Background. The optimal perioperative use of intensive care unit (ICU) resources is not yet defined. We sought to determine the effect of ICU admission on perioperative (30 day) and long-term mortality.
Methods. This was an observational study of all surgical patients in Scotland during 2005–7 followed up until 2012. Patient, operative, and care process factors were extracted. The primary outcome was perioperative mortality; secondary outcomes were 1 and 4 yr mortality.

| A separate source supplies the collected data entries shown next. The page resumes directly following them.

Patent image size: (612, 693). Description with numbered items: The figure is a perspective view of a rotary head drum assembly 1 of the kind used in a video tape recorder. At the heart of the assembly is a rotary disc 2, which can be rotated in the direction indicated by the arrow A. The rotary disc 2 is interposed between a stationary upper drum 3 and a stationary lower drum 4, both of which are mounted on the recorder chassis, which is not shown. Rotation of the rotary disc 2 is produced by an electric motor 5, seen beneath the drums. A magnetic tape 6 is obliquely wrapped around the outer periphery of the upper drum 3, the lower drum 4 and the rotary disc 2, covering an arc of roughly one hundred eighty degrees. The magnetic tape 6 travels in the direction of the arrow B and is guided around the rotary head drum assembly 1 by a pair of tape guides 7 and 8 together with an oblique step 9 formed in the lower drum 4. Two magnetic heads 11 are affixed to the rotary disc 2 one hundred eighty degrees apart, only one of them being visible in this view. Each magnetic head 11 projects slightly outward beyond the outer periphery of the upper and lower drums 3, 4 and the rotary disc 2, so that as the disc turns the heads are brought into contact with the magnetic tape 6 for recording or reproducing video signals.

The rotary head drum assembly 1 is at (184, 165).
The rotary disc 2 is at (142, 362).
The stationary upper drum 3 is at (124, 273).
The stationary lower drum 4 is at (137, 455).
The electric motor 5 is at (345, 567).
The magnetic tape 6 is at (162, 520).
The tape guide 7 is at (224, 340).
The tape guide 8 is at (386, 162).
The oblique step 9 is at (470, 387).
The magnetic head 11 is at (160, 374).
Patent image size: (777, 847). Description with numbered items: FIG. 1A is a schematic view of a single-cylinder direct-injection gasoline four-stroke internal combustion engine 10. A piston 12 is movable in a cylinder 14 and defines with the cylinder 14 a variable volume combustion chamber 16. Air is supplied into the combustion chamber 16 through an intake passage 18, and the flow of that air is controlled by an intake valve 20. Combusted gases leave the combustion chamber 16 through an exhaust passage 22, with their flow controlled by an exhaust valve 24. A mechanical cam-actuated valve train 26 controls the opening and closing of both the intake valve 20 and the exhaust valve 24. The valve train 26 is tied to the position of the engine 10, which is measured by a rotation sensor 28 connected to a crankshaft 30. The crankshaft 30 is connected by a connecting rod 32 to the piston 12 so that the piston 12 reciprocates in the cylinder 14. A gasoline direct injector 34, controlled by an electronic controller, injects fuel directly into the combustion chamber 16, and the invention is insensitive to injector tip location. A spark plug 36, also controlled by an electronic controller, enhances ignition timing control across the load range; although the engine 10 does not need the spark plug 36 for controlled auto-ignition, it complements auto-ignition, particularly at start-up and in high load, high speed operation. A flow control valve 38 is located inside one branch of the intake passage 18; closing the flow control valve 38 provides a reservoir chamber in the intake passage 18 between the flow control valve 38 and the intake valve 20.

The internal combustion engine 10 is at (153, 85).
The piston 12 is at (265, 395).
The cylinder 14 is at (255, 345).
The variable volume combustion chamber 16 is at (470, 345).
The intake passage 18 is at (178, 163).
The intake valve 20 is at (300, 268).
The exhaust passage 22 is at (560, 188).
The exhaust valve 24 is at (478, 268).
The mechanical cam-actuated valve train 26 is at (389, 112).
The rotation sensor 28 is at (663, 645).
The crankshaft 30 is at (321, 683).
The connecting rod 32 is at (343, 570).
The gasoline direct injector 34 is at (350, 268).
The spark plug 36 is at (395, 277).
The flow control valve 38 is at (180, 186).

Multivariable regression was used to construct a risk prediction model to allow standard-risk and high-risk groups to be defined based on deciles of predicted perioperative mortality risk, and to determine the effect of ICU admission (direct from theatre; indirect after initial care on ward; no ICU admission) on outcome adjusted for confounders.
Results. There were 572 598 patients included. The risk model performed well (c-index 0.92). Perioperative mortality occurred in 1125 (0.2%) in the standard-risk group (n=510 979) and in 3636 (6.4%) in the high-risk group (n=56 785). Patients with no ICU admission within 7 days of surgery had the lowest perioperative mortality (whole cohort 0.7%; high-risk cohort 5.3%). Indirect ICU admission was associated with a higher risk of perioperative mortality when compared with direct admission for the whole cohort (20.9 vs 12.1%; adjusted odds ratio 2.39, 95% confidence interval 2.01–2.84; P<0.01) and for high-risk patients (26.2 vs 17.8%; adjusted odds ratio 1.64, 95% confidence interval 1.37–1.96; P<0.01). Compared with direct ICU admission, indirectly admitted patients had higher severity of illness on admission, required more organ support, and had an increased duration of ICU stay.
Conclusions. Indirect ICU admission was associated with increased mortality and increased requirement for organ support.
Trial registration. UKCRN registry no. 15761.